Ma c’era ben altro di cui meravigliarsi, ben più di quei semplici attributi che poteva aver posseduto in una forma o nell’altra seimila anni prima. Il vigore della donna lo sbalordiva, le conferiva un’aria d’infinita flessibilità e di minaccia soverchiante. Era la vera immortale, quella che non aveva mai dormito, non aveva mai taciuto, non era mai stata liberata dalla follia? Era colei che s’era aggirata con la mente razionale e i passi misurati in tutti i millenni trascorsi dalla sua nascita?
Lei gli comunicò, per quanto poteva valere, che era esattamente così.
Marius poteva vedere la sua forza incommensurabile come se fosse una luce incandescente. Tuttavia poteva percepire un’informalità immediata, grazie alla spontanea ricettività d’una mente acuta.
Ma come leggere la sua espressione? Come sapere ciò che provava veramente?
Irradiava una femminilità profonda e morbida, non meno misteriosa di tutto il resto, una tenera vulnerabilità che Marius associava esclusivamente alle donne, anche se ogni tanto la trovava in un uomo molto giovane. Nei sogni, il suo viso gli aveva ispirato tenerezza; adesso era qualcosa d’invisibile, ma non per questo meno reale. In un altro momento lo avrebbe incantato; ora si limitò a prenderne nota, così come notava le unghie dorate e gli anelli gemmati.
«Per tutti questi anni hai saputo di me», le disse compitamente in latino. «Sapevi che custodivo la Madre e il Padre. Perché non sei venuta a cercarmi? Perché non mi hai detto chi eri?»
La donna rifletté per un lungo momento prima di rispondere, e girò gli occhi sugli altri che si stavano avvicinando.
Santino aveva terrore di lei quantunque la conoscesse molto bene. E anche Mael la temeva, benché, forse, un po’ meno. Anzi, sembrava che l’amasse e fosse legato a lei, le fosse asservito. In quanto a Pandora, era semplicemente apprensiva. Si avvicinò di più a Marius come per schierarsi con lui, indiscriminatamente.

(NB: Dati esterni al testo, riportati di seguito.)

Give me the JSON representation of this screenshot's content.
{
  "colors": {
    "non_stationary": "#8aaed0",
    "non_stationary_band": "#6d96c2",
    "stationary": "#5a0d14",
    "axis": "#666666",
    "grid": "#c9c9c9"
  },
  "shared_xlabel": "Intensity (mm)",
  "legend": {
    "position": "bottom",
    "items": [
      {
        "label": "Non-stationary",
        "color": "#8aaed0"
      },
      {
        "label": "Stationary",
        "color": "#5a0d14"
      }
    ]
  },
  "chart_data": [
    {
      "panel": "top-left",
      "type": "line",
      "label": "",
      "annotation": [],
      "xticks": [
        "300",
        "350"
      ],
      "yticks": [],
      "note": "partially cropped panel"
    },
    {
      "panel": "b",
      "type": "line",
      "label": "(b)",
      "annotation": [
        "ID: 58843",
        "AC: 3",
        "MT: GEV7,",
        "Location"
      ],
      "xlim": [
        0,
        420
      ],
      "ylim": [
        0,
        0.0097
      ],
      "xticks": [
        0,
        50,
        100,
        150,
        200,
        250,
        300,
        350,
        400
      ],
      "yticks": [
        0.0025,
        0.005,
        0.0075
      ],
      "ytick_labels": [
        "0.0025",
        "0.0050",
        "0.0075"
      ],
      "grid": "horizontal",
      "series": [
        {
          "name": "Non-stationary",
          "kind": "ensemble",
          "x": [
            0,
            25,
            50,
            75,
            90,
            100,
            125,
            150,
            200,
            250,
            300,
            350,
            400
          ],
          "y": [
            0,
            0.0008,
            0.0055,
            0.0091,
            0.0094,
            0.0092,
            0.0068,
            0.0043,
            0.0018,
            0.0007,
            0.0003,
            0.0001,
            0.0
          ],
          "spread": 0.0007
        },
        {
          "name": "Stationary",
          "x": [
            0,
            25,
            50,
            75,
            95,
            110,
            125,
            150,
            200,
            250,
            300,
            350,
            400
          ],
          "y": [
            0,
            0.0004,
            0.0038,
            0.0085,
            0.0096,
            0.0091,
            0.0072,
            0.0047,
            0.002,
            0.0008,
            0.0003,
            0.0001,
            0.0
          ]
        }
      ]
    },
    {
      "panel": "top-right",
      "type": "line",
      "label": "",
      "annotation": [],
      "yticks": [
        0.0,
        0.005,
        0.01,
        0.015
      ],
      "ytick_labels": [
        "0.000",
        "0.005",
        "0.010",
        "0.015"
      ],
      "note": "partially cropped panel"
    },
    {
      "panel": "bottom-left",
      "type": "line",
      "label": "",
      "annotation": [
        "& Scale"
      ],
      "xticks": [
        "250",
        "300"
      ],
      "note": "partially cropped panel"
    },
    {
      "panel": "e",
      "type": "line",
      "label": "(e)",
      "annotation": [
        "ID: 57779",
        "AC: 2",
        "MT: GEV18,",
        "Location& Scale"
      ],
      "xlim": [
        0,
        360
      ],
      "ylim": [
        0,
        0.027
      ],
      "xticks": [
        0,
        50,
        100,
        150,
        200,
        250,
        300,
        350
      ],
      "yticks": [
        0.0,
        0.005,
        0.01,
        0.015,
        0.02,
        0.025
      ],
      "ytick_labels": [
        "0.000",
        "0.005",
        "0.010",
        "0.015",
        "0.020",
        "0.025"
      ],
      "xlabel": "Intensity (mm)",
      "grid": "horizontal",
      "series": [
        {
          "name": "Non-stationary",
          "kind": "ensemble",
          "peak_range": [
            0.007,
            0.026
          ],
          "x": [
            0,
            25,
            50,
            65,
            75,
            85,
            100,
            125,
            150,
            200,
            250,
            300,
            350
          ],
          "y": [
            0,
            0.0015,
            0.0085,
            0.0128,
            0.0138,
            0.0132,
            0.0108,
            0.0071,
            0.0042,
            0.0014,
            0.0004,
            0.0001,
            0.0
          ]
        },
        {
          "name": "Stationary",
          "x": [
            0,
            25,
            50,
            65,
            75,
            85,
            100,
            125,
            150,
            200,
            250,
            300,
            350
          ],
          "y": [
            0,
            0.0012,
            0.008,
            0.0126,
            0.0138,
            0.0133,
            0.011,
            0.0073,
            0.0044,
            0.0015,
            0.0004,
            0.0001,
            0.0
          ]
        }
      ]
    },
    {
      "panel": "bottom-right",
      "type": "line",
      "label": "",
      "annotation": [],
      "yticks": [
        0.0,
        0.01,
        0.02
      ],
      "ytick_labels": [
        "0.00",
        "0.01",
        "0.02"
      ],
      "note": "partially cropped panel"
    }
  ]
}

«Sì, sapevo di te», disse all’improvviso la donna. Parlava inglese moderno, ma era la voce inconfondibile della gemella del sogno, la gemella cieca che aveva gridato il nome della sorella muta, Mekare, mentre entrambe venivano chiuse dalla folla irata nei sarcofagi di pietra.
Le nostre voci non cambiano mai, pensò Marius. La voce era giovane, piacevole. Quando riprese a parlare, aveva una morbidezza reticente.
«Avrei potuto distruggere il tuo sacrario, se fossi venuta», disse la donna. «Avrei potuto seppellire il re e la regina in fondo al mare. Avrei potuto addirittura annientarli e, così facendo, annientare tutti noi. E non volevo. Perciò non ho fatto nulla. Cosa avresti voluto che facessi? Non potevo sollevarti dal tuo onere. Non potevo aiutarti. Perciò non sono venuta.»